De facto, a milícia islâmica que controla a cidade proibiu a transmissão da Copa do Mundo de futebol, uma imoralidade ocidental. Todas as muitas exibições públicas improvisadas dos jogos de futebol do Mundial (não existe o equivalente à TvCabo na Somália) foram interrompidas à força pelos fanáticos islâmicos, desencandeando uma onda de protestos dos milhares de somalis que pretendem ver os jogos.

«Não permitiremos a exibição do Campeonato do Mundo porque isso corrompe as nossas crianças a quem nos esforçamos por ensinar a via islâmica da vida», declarou Abdul Kadir Ali Omar, vice-presidente da UTI, um grupo suspeito de ligações à Al-Qaeda.

A rota para a talibanização da Somália, análoga à do Afeganistão, parecia-me imparável mas aparentemente o futebol é o único catalizador capaz de despertar os somalis da complacência em relação ao fundamentalismo islâmico!

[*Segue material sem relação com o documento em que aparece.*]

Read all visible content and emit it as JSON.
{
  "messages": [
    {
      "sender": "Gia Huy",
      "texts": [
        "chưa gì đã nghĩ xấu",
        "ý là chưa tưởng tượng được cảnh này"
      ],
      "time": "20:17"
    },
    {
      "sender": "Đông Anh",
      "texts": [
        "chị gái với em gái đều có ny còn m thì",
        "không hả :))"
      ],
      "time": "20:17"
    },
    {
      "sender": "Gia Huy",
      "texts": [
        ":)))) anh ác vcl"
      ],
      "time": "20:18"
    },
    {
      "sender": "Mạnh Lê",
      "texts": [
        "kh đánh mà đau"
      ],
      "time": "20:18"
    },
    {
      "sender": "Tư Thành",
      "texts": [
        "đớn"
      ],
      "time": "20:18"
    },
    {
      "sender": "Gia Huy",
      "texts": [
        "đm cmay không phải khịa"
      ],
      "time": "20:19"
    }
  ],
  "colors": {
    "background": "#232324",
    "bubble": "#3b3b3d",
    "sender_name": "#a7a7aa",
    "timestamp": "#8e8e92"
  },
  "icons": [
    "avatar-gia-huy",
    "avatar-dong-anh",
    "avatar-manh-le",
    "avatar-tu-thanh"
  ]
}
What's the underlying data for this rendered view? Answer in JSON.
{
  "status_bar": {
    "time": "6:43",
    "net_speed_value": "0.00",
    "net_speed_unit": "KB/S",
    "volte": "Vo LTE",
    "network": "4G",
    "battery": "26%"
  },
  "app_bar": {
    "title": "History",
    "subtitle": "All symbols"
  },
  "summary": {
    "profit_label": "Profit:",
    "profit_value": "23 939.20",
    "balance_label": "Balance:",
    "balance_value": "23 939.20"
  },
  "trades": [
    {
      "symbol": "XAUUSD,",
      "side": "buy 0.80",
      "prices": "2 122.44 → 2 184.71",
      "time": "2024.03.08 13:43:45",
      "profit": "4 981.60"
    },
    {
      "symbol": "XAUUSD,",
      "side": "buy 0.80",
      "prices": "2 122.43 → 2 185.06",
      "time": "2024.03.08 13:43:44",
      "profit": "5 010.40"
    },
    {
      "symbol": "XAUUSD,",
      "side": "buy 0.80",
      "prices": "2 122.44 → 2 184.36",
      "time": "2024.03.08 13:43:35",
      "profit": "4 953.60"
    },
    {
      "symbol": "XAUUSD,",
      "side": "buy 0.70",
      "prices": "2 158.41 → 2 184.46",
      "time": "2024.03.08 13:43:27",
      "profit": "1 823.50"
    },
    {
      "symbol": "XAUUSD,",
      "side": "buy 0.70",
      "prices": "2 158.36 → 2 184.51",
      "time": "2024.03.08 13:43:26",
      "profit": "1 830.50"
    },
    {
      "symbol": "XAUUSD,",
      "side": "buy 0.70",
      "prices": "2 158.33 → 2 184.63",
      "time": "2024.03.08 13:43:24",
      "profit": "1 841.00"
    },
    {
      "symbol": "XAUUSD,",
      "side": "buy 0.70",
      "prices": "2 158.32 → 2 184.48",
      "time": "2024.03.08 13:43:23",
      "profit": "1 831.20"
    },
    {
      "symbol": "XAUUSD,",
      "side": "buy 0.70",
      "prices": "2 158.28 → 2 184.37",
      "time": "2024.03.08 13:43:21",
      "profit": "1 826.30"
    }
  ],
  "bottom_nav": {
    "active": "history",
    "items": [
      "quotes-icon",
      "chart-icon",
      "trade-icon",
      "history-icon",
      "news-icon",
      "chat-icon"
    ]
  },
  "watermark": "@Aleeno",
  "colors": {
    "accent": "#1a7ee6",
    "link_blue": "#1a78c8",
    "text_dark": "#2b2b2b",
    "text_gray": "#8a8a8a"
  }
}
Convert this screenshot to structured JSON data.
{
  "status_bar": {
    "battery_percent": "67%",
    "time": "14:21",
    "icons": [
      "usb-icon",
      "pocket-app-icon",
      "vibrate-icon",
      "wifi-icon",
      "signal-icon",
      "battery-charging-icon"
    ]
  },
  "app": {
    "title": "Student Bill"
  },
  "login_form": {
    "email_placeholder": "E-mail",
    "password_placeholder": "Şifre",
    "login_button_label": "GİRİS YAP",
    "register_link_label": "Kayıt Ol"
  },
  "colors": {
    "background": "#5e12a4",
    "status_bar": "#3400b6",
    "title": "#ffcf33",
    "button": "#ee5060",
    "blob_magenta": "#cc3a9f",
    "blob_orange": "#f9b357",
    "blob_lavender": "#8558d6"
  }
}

De facto, em todas as zonas da capital ainda sob o controle dos senhores da guerra os residentes mobilizaram-se para assistir à transmissão dos jogos e fora de Mogadiscío, nomeadamente em Jowhar, o reduto dos senhores da guerra 90 km a norte da capital, a população juntou-se em cinemas públicos para assistir ao Mundial.

«Nós não aceitamos que a milícia islâmica nos impeça de assistir à Copa do Mundo» afirma um residente de Mogadiscío, Ahmed Yusuf, «Continuaremos a manifestar-nos até eles cederem».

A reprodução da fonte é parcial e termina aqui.